Sin embargo, seguimos detectando que, aunque vamos progresando poquito a poco, sigue haciéndose muy complicado el hecho de lograr que los colegios se impliquen y, en caso de que lo hagan, que las familias se animen a visitarnos, realizar la prueba visual gratuita y a someter al menor a la revisión propuesta en la campaña, en la que actuamos como socios voluntarios.

Pero como seguimos creyendo que es algo fundamental, vamos a explicaros la importancia de revisar periódicamente el estado de la visión de los pequeños:

1.- Las revisiones visuales tienen una presencia mínima en el calendario pediátrico:

Una vez nace el niño, el pediatra revisa su estado en general y, cómo no, el estado de sus ojos. Sobre todo, se descartan infecciones y se asegura que su sistema visual funciona ante estímulos luminosos. Sin embargo, excepto que la familia perciba cualquier problema o detecte algo extraño, el médico se centra básicamente en su coordinación y desarrollo motor y, más adelante, en su agudeza visual (visión de lejos).

El problema es que a veces las dificultades visuales no se muestran claramente –como ocurre con un ojo vago o la familia no teme que pueda pasar algo –porque no hay antecedentes, etc.- y entonces esperan hasta los 4 años a su revisión infantil. Así, casos de ojo vago, miopía o ambliopía han pasado desapercibidos en muchos casos.

Por ello, es siempre importante tener un optometrista de confianza que pueda completar la revisión del oftalmólogo. Sabéis que tenéis centros especializados como Confort Visión que estamos encantados de ayudaros.

2.- A partir de los 6 años, su aprendizaje dependerá en gran medida de su visión:

La lectura, la escritura, la lógica y la matemática solo podrán aprenderse correctamente si el menor no solo tiene una buena agudeza (visión de lejos), sino que cuenta con una buena percepción, coordinación y eficacia visual. Cuando algo falla a la hora de procesar la información que nos llega a través de los ojos, los niños suelen presentar claros síntomas de problema visual como: rechazo a la lectura, distracciones, falta de concentración, problemas de entendimiento, fracaso escolar… Así que, la mejor solución para que el niño vaya bien en la escuela es empezar septiembre con una revisión visual completa.

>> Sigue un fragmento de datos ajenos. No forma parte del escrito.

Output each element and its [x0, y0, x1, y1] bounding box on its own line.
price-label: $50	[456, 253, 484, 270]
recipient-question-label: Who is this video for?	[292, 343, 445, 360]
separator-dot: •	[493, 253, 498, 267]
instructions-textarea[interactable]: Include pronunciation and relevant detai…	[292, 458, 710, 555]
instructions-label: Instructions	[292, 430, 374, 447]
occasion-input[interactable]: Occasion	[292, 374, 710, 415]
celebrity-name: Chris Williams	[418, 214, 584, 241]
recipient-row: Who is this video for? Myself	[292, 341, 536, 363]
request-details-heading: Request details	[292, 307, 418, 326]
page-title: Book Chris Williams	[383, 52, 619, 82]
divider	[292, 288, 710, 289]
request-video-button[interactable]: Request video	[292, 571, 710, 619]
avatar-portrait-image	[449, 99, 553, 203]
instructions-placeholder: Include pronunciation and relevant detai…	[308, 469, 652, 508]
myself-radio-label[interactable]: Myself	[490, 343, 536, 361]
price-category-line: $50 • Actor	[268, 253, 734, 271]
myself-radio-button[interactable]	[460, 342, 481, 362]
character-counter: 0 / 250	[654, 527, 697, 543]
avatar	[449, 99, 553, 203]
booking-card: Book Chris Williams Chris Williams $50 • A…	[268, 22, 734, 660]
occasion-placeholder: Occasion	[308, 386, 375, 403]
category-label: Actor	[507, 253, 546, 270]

3.- Hay problemas que, si no se detectan precozmente, pueden generar dificultades en la etapa adulta.

Con terapia visual se pueden solucionar, en muchos casos, los problemas más frecuentes, como es la ambliopía o el ojo vago. Sin embargo, conocer día tras día a personas que no acabaron sus estudios o que nunca han podido disfrutar de un libro porque no veían bien y no sabían cómo darle solución es muy duro. Por ello, la infancia es la etapa en la que mejor y más rápido podemos cambiar tendencias, o dificultades visuales.

4.- Es imprescindible que la visión forme parte de las revisiones periódicas a los que le sometemos, durante la infancia.

Esto es una demanda de todo el colectivo de ópticos-optometristas: en una etapa en la que la miopía se está convirtiendo en una pandemia mundial, cuando tenemos acceso a toda la información del mundo, etc., no nos podemos permitir que la visión sea algo secundario en nuestra agenda sanitaria. La falta de una buena visión es irremplazable. Así que… ¡todos a cuidarse!